Today we just had a demo-return demo of the 5-point ophthalmologic exam. We were assigned by two’s and my partner in demonstrating the gross eye exam and pupillary reflexes is Jhing. I tried to conquer my negative thoughts especially since Jhing knows that I am such a clumsy and forgetful classmate. And so I greeted her “Hi Jhing!”, more of to calm myself. We proceeded, with me as the examiner.
I tried to ease my tachycardia with deep breathing, a concept I learned from traditional med lectures of Dr. Galvez-Tan. My heartbeat eventually became normal but I noticed a different chilling/tremor sensation in my body specifically on my face. Weird. I then said to myself, “kaya mo yan” hoping to perform well. But to cut the long story short, I did not succeed again.

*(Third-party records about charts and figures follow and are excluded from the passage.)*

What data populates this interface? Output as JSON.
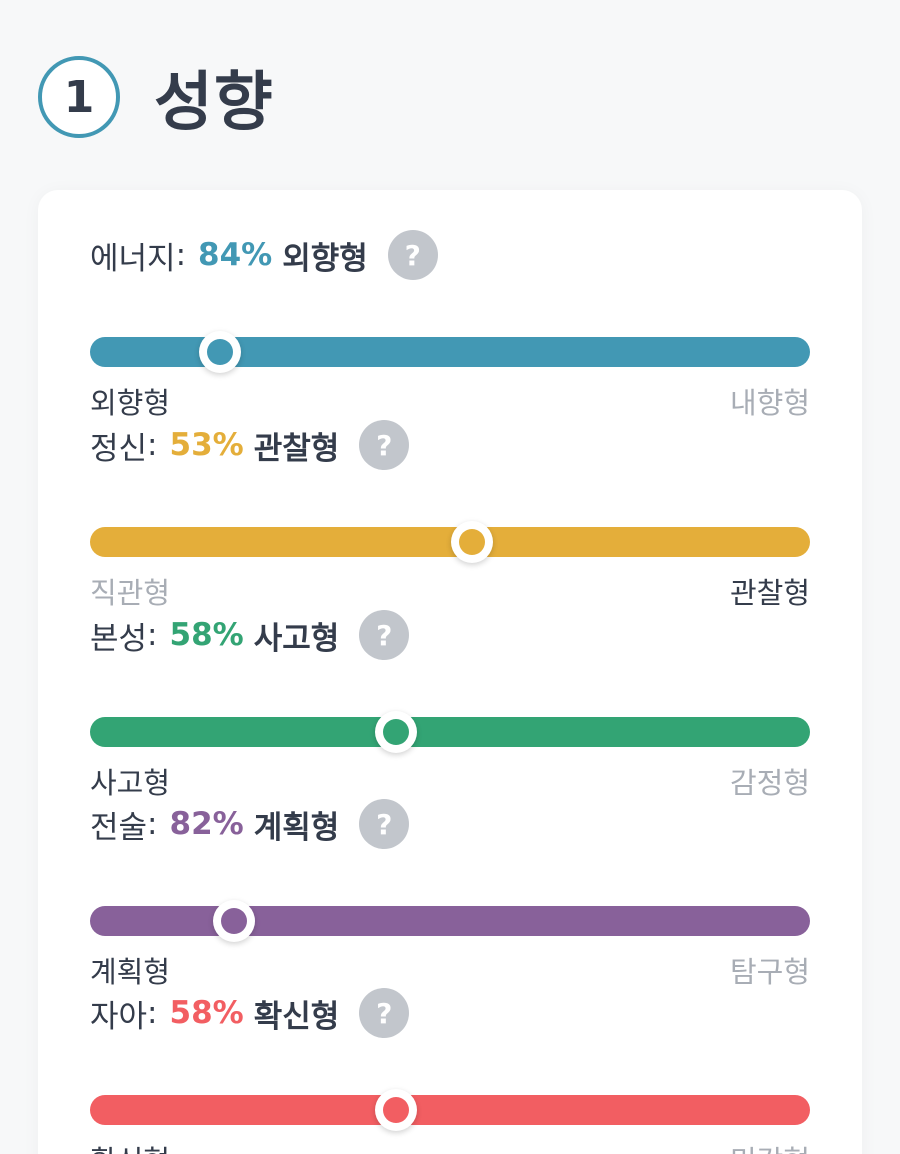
{
  "header": {
    "step_number": "1",
    "title": "성향"
  },
  "traits": [
    {
      "name": "에너지",
      "colon": ":",
      "percent_text": "84%",
      "result": "외향형",
      "left_pole": "외향형",
      "right_pole": "내향형",
      "active_side": "left",
      "knob_position": 0.18,
      "color": "#4298b4",
      "help_icon": "question-icon",
      "help_symbol": "?"
    },
    {
      "name": "정신",
      "colon": ":",
      "percent_text": "53%",
      "result": "관찰형",
      "left_pole": "직관형",
      "right_pole": "관찰형",
      "active_side": "right",
      "knob_position": 0.53,
      "color": "#e4ae3a",
      "help_icon": "question-icon",
      "help_symbol": "?"
    },
    {
      "name": "본성",
      "colon": ":",
      "percent_text": "58%",
      "result": "사고형",
      "left_pole": "사고형",
      "right_pole": "감정형",
      "active_side": "left",
      "knob_position": 0.425,
      "color": "#33a474",
      "help_icon": "question-icon",
      "help_symbol": "?"
    },
    {
      "name": "전술",
      "colon": ":",
      "percent_text": "82%",
      "result": "계획형",
      "left_pole": "계획형",
      "right_pole": "탐구형",
      "active_side": "left",
      "knob_position": 0.2,
      "color": "#88619a",
      "help_icon": "question-icon",
      "help_symbol": "?"
    },
    {
      "name": "자아",
      "colon": ":",
      "percent_text": "58%",
      "result": "확신형",
      "left_pole": "확신형",
      "right_pole": "민감형",
      "active_side": "left",
      "knob_position": 0.425,
      "color": "#f25e62",
      "help_icon": "question-icon",
      "help_symbol": "?"
    }
  ]
}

It was fail, even if that was just a simple activity and not even at the level of an OSCE.
The problem is I suck doing PE in front of people. I could not take a good command of my voice, which apparently becomes soft as I try to avoid a pressured speech. I could not speak in English spontaneously, and this also happens even when I am speaking in Filipino. Mental block at its finest. I am beginning to think that my memory is really starting to betray me. I have noticed this already way back in second year proper. I already miss that feeling of being a good memorizer, that young boy who loved to learn and not easily forget the wonderful concepts of general science.
The only funny thing I can think of when these happen (and they happen most of the time, and will happen again in the next times) is that I have to master all these failures while I am still a medical student so that when I become a doctor, these would never happen again. Maybe I am just an OC-type of person, so keen with perfection that I am not satisfied with what I have just done. Maybe I look to much with my errors. Or maybe I am just one of those persons who cannot see the good in the bad. Maybe my classmates are already thinking that failure is my friend. And the latter is close to the truth as I have noticed in my blockmates.